How had I never seen... "M" (1931)?
Monday, September 23, 2019 at 8:58PM
Mark Brinkerhoff in Fritz Lang, How Had I Never Seen, M, Peter Lorre, serial killers

Series Debut! As a kind of dark mirror to our "Over & Over" column, we've invited  Team Experience to fill in some of their most shameful film history gaps and tell us about their experience. We all have gaps in our viewing with over a century of film history behind us! To kick things off here's a 'Lang-delayed' encounter for Mark. - Editor

by Mark Brinkerhoff

I first became aware of M, Fritz Lang’s seminal 1931 German thriller, while flipping through Vanity Fair’s Hollywood, a weighty, sumptuous 2000 coffee table book. Therein, opposite a cuckoo photo of Doris Day with half a dozen dyed poodles, is a haunting photo of actor Peter Lorre with the following caption...

Born—rather promisingly—in Transylvania, he looked as guilty as sin even when he was innocent, which wasn’t all that often. (He was guilty as charged in Fritz Lang’s M and here, as Raskolnikov, in Crime and Punishment.)

Who is Peter Lorre?, I thought. And what is M?

As a devotee of the sci-fi classic, Metropolis, a groundbreaking 1927 silent film, I was a (minor) fan of Lang’s work. But even after seeing his later noirs with Gloria Grahame, The Big Heat and Human Desire, M somehow eluded me. Who knows why.

The legendary director’s first “talkie,” M revolves around the hunt for a child serial killer, both judicial and extrajudicial (i.e. mob justice). It’s essentially a proto procedural, a pre-Code Law & Order, toggling between the interactions of villagers, law enforcement and the criminal underworld. This partly may be what makes M both timeless and, at times, a bit tedious for modern audiences. Inventively shot and deliberately paced, it makes for an interesting morality tale, but what exactly is the moral of this story?

From the opening shot of children playing a game of elimination to a chilling zoom-in on a chilling wanted poster, the stage is for what certainly must have been an unusual kind of film for that era. Another child soon goes missing. The town’s panic level grows. A prime suspect creepily emerges. Purportedly based on a notorious 1920s murderer, Peter Kürten , the so-called “Vampire of Düsseldorf,” M plays out a slow descent into chaos. There’s a chase, a capture, a kangaroo court, a raid, a revelation—all way to the abrupt closing shot, mothers wailing, which is as haunting as it is seemingly hasty.

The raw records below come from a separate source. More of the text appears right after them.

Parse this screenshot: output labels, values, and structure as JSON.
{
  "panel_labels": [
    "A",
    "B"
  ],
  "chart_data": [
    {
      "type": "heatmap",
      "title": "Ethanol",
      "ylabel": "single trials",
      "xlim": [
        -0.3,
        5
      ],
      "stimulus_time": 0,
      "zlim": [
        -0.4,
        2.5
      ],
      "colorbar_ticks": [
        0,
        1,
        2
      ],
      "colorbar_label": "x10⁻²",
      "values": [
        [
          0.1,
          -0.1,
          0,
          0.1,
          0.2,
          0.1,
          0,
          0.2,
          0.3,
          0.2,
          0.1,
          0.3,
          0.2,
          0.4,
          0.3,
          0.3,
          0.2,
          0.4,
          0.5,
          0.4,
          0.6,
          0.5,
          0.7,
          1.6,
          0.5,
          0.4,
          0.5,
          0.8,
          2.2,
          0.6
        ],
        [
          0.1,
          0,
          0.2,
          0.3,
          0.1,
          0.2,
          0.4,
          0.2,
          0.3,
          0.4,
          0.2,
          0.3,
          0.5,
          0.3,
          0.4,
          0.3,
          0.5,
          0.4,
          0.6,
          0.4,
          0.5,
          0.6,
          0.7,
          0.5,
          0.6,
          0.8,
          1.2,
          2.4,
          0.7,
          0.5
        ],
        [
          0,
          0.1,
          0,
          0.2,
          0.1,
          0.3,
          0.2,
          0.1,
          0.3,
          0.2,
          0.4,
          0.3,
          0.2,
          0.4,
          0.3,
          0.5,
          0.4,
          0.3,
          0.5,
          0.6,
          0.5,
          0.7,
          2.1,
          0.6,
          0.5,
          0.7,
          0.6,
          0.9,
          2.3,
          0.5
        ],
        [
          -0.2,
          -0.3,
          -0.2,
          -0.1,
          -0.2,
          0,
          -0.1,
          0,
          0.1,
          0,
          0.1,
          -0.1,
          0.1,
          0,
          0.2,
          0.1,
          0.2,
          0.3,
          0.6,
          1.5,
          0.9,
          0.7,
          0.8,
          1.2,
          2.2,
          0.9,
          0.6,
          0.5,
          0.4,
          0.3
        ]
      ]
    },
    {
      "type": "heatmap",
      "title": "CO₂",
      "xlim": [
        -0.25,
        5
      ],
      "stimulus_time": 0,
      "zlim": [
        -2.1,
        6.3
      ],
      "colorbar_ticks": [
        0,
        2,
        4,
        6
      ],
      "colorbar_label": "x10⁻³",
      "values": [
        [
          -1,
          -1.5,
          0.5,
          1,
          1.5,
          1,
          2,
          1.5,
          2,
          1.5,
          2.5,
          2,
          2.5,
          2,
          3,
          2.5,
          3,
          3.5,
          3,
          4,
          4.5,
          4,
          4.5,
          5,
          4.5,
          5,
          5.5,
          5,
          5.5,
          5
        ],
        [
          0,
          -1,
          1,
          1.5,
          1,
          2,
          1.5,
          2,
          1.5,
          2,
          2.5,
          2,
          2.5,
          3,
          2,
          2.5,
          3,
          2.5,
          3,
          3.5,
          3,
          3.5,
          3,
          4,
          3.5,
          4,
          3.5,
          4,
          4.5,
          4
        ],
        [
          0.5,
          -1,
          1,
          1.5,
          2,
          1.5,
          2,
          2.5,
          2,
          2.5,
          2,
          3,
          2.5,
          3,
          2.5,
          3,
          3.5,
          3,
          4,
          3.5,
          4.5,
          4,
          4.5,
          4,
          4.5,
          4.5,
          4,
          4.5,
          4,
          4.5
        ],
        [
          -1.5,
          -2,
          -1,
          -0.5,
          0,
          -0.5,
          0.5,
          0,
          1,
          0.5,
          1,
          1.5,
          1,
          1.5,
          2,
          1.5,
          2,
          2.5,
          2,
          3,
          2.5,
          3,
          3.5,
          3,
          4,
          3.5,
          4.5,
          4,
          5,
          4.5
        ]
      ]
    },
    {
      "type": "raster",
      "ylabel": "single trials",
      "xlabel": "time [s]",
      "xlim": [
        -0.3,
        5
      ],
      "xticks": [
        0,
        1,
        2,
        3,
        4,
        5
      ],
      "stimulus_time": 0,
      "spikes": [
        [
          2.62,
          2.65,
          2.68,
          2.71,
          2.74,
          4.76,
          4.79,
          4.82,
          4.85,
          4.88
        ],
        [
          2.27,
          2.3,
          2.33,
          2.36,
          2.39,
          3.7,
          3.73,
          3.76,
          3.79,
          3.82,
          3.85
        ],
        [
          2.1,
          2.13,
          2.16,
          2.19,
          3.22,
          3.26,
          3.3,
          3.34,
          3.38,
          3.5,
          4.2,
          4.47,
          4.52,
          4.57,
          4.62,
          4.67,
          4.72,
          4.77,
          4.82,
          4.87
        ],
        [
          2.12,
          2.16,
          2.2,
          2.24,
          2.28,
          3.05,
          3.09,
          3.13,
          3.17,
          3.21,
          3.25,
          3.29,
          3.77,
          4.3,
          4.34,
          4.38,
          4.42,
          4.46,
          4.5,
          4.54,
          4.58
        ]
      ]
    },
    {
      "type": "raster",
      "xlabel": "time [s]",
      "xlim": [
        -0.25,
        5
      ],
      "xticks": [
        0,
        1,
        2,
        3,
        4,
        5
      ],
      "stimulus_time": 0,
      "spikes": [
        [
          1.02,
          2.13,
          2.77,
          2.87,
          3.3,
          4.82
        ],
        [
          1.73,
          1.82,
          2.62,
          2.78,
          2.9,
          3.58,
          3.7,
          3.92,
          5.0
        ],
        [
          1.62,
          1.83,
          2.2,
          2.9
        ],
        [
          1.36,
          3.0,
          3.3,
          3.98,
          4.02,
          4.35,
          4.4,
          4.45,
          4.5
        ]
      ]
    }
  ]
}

Boy, Lorre sure gets to (over)play a fair share of scenes. He comes off as shifty and suspect, but there’s also surprisingly ambiguity in his acting — at least till M’s climactic court scene. He’s well matched by Otto Wernicke as the police inspector, pursuing his suspect methodically. You definitely can sense the influence that this film may have had on latter filmmakers, from Preminger to Demme. There’s gorgeous mise-en-scène throughout.

That Lang considered M to be his favorite of the films he directed is understandable. There’s plenty of meaty psychological and social analysis, a hallmark of German Expressionism. (Naturally the incoming Third Reich shamelessly lifted a “trial” scene for out-of-context use in a 1940 Nazi propaganda film.) I’m glad to have (finally) checked this one off my list. (Thank you, Criterion Channel!) It is, all in all, an effective thriller that thankfully remains readily available via Amazon, iTunes, YouTube, etc.

For those of you who have long since seen it, what say you? (And for those who have yet to watch it, carve out the time.)